War restraint is no longer a fringe protest, but Congress still turned near-majorities into permission by arithmetic.
AOL, UPI and CNBC frame the votes as failed war-powers process around Hegseth's Article II theory.
X reads the 49-50 and 212-212 failures as Congress normalizing an unauthorized war by missing by inches.
The Senate missed by one. The House tied.
That is now the congressional record on the Iran war. The paper's Thursday account of Lisa Murkowski pressing Pete Hegseth established the executive theory: Article II twice, no authorization request, no Senate vehicle. Its companion brief on Hegseth declining both an AUMF and a supplemental put the fiscal refusal beside the constitutional one. Friday supplies the vote record around the theory.
The House failed to pass an Iran war-powers measure on a 212-212 vote, according to AOL's account. [1] The Senate had failed 49-50 a day earlier, UPI reported, with Murkowski joining Susan Collins and Rand Paul against the war and John Fetterman crossing the other way. [2] CNBC's earlier Hegseth account gave the administration's answer to the whole exercise: the president already has the authority he needs. [3]
The institutional fact is not merely that both measures failed. War-powers resolutions fail often. The fact is that restraint came within the width of a missing vote in both chambers. That makes it a near-majority record, not a protest vote.
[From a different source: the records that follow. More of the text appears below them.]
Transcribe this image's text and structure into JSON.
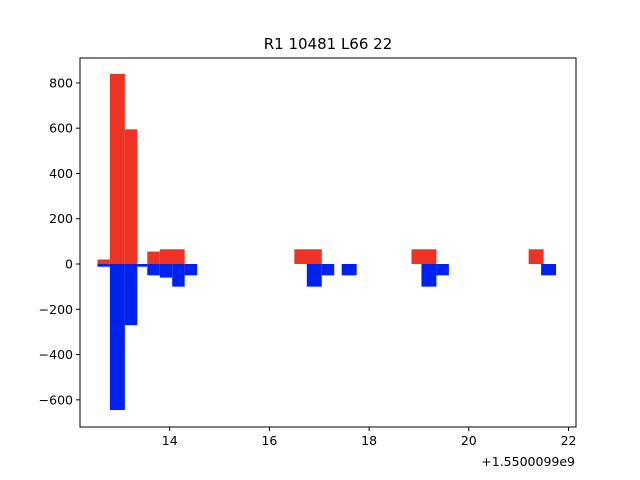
{
  "chart_data": {
    "type": "bar",
    "title": "R1 10481 L66 22",
    "xlabel": "",
    "ylabel": "",
    "x_offset_label": "+1.5500099e9",
    "xlim": [
      12.2,
      22.15
    ],
    "ylim": [
      -720,
      910
    ],
    "xticks": [
      14,
      16,
      18,
      20,
      22
    ],
    "xtick_labels": [
      "14",
      "16",
      "18",
      "20",
      "22"
    ],
    "yticks": [
      -600,
      -400,
      -200,
      0,
      200,
      400,
      600,
      800
    ],
    "ytick_labels": [
      "−600",
      "−400",
      "−200",
      "0",
      "200",
      "400",
      "600",
      "800"
    ],
    "grid": false,
    "series": [
      {
        "color": "#ee3224",
        "bars": [
          {
            "x0": 12.55,
            "x1": 12.8,
            "value": 20
          },
          {
            "x0": 12.8,
            "x1": 13.1,
            "value": 840
          },
          {
            "x0": 13.1,
            "x1": 13.35,
            "value": 595
          },
          {
            "x0": 13.55,
            "x1": 13.8,
            "value": 55
          },
          {
            "x0": 13.8,
            "x1": 14.3,
            "value": 65
          },
          {
            "x0": 16.5,
            "x1": 17.05,
            "value": 65
          },
          {
            "x0": 18.85,
            "x1": 19.35,
            "value": 65
          },
          {
            "x0": 21.2,
            "x1": 21.5,
            "value": 65
          }
        ]
      },
      {
        "color": "#0022ee",
        "bars": [
          {
            "x0": 12.55,
            "x1": 12.8,
            "value": -12
          },
          {
            "x0": 12.8,
            "x1": 13.1,
            "value": -645
          },
          {
            "x0": 13.1,
            "x1": 13.35,
            "value": -270
          },
          {
            "x0": 13.35,
            "x1": 13.55,
            "value": -12
          },
          {
            "x0": 13.55,
            "x1": 13.8,
            "value": -50
          },
          {
            "x0": 13.8,
            "x1": 14.05,
            "value": -60
          },
          {
            "x0": 14.05,
            "x1": 14.3,
            "value": -100
          },
          {
            "x0": 14.3,
            "x1": 14.55,
            "value": -50
          },
          {
            "x0": 16.75,
            "x1": 17.05,
            "value": -100
          },
          {
            "x0": 17.05,
            "x1": 17.3,
            "value": -50
          },
          {
            "x0": 17.45,
            "x1": 17.75,
            "value": -50
          },
          {
            "x0": 19.05,
            "x1": 19.35,
            "value": -100
          },
          {
            "x0": 19.35,
            "x1": 19.6,
            "value": -50
          },
          {
            "x0": 21.45,
            "x1": 21.75,
            "value": -50
          }
        ]
      }
    ]
  }
}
The War Powers Resolution was supposed to force a choice after sixty days. Instead it has produced a sequence of almost-choices. The executive declares hostilities terminated while maintaining the posture that strikes can recommence. The defense secretary says Article II is sufficient. Members of Congress force votes. The votes nearly pass. Then the failure becomes the permission.
That is the old Washington alchemy. A president does not always need Congress to endorse a war. He often needs Congress to fail to stop one. The difference is morally large and procedurally small. The casualty is accountability.
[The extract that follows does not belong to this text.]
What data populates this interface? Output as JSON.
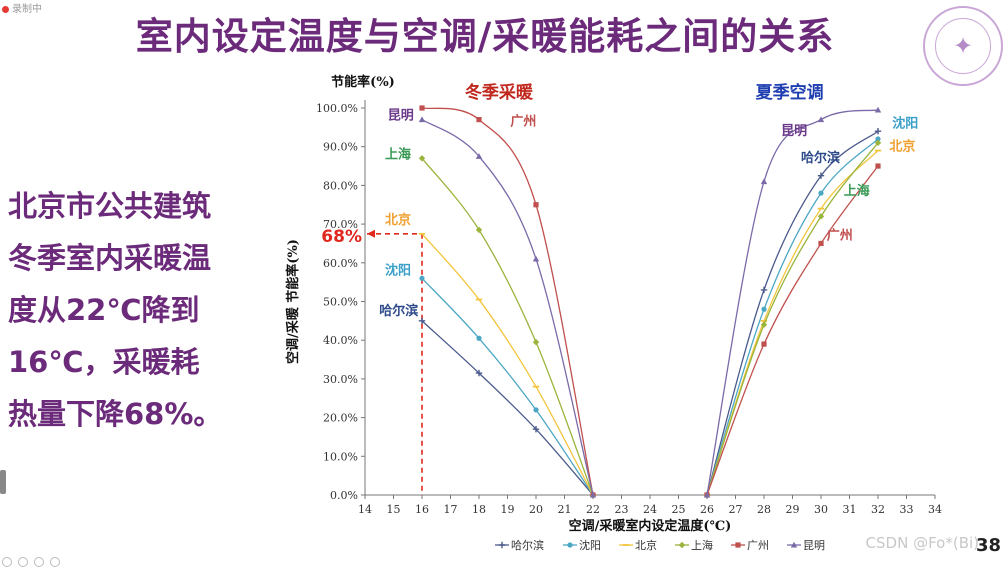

The Senate vote is the sharper warning for Republicans. Murkowski's flip matters because it came after Hegseth told her the administration could recommence attacks without seeking authorization. [2] Collins and Paul were already known restraints. Murkowski's vote says the Article II answer moved at least one senator from discomfort to opposition. Fetterman's no vote kept the measure from advancing. Absence and party discipline did the rest.
The House tie is the sharper warning for leadership. A tie does not pass, but it is not a mandate. It is a chamber unable to affirm the war and unable to stop it. That is the posture of a legislature that wants the constitutional power without the political signature.
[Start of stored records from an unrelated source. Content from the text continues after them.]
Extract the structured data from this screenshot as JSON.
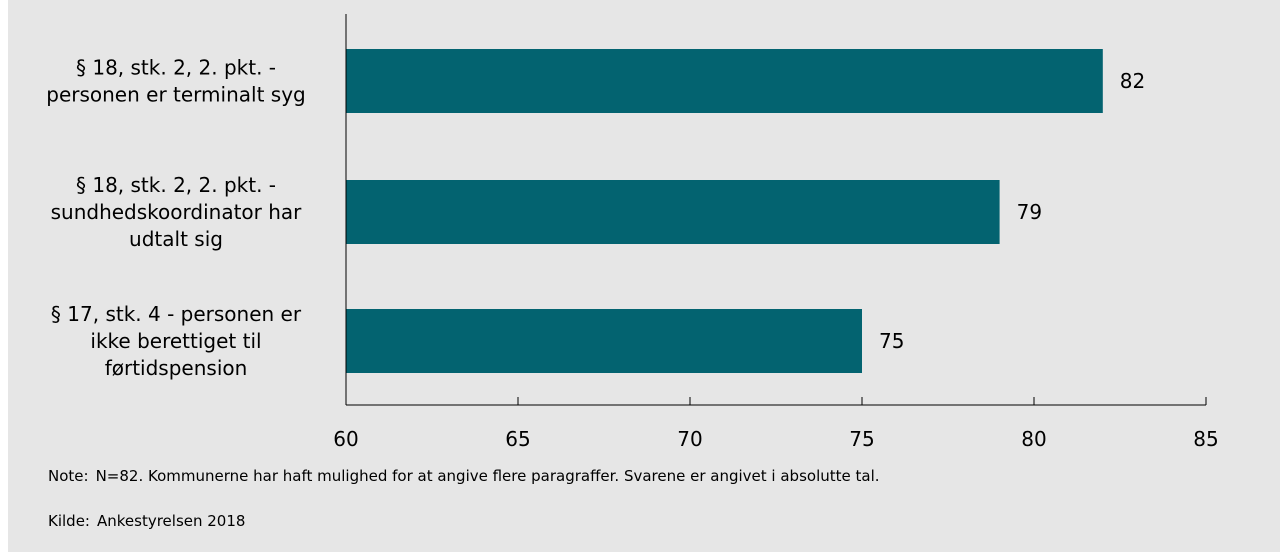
{
  "chart_data": {
    "type": "bar",
    "orientation": "horizontal",
    "categories": [
      [
        "§ 18, stk. 2, 2. pkt. -",
        "personen er terminalt syg"
      ],
      [
        "§ 18, stk. 2, 2. pkt. -",
        "sundhedskoordinator har",
        "udtalt sig"
      ],
      [
        "§ 17, stk. 4 - personen er",
        "ikke berettiget til",
        "førtidspension"
      ]
    ],
    "values": [
      82,
      79,
      75
    ],
    "data_labels": [
      "82",
      "79",
      "75"
    ],
    "xlim": [
      60,
      85
    ],
    "xticks": [
      60,
      65,
      70,
      75,
      80,
      85
    ],
    "bar_color": "#036370",
    "background": "#e6e6e6",
    "grid": false
  },
  "note": {
    "label": "Note:",
    "text": "N=82. Kommunerne har haft mulighed for at angive flere paragraffer. Svarene er angivet i absolutte tal."
  },
  "source": {
    "label": "Kilde:",
    "text": "Ankestyrelsen 2018"
  }
}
The mainstream frame treats this as process: failed resolutions, roll calls, member positioning. X treats it as illegality with a spreadsheet attached. Both frames miss something if they stop there. The paper's frame is that the near-majorities are now governing facts. Hegseth's Article II theory has a vote record around it, and the record says almost half of Congress is no longer willing to let the theory pass silently.
Almost is not enough. Ships remain deployed. The blockade remains a fact. The Pentagon cost clock still runs. The authorization does not exist. The constitutional pressure has therefore shifted from whether Congress knows what is happening to whether Congress can convert knowledge into action.
The White House understands the arithmetic. Every failed vote strengthens the executive in practice while weakening its claim to consensus. That may be enough for war management. It is not enough for legitimacy. A war that survives by one-vote failures becomes a war carried by procedure, not persuasion.
There is a reason the administration prefers Article II. It is clean, unilateral and elastic. It does not require Congress to define an objective, name an enemy, set a sunset, limit geography, appropriate funds in a dedicated vehicle, or own the consequences. It lets the president recommence if he decides recommencement is necessary. It lets Congress complain afterward.
The Barrett AUMF will not solve that by being permissive. A broad authorization with a July sunset would give the war a statutory costume without necessarily checking its scope. The votes this week show a different demand: not simply for paperwork, but for a real decision on whether the war continues.
The next vehicle matters. Democrats can keep forcing weekly war-powers votes. Murkowski can file her Senate AUMF. Appropriators can use the June calendar to demand the supplemental Hegseth says is not yet required. Each path converts the near-majority into another test. None guarantees a check.
That is the grim conclusion. Congress came close enough to prove the war is politically fragile. It failed clearly enough to let the war continue. One vote in the Senate and a tie in the House are not abstractions. They are the distance between constitutional theory and operational permission.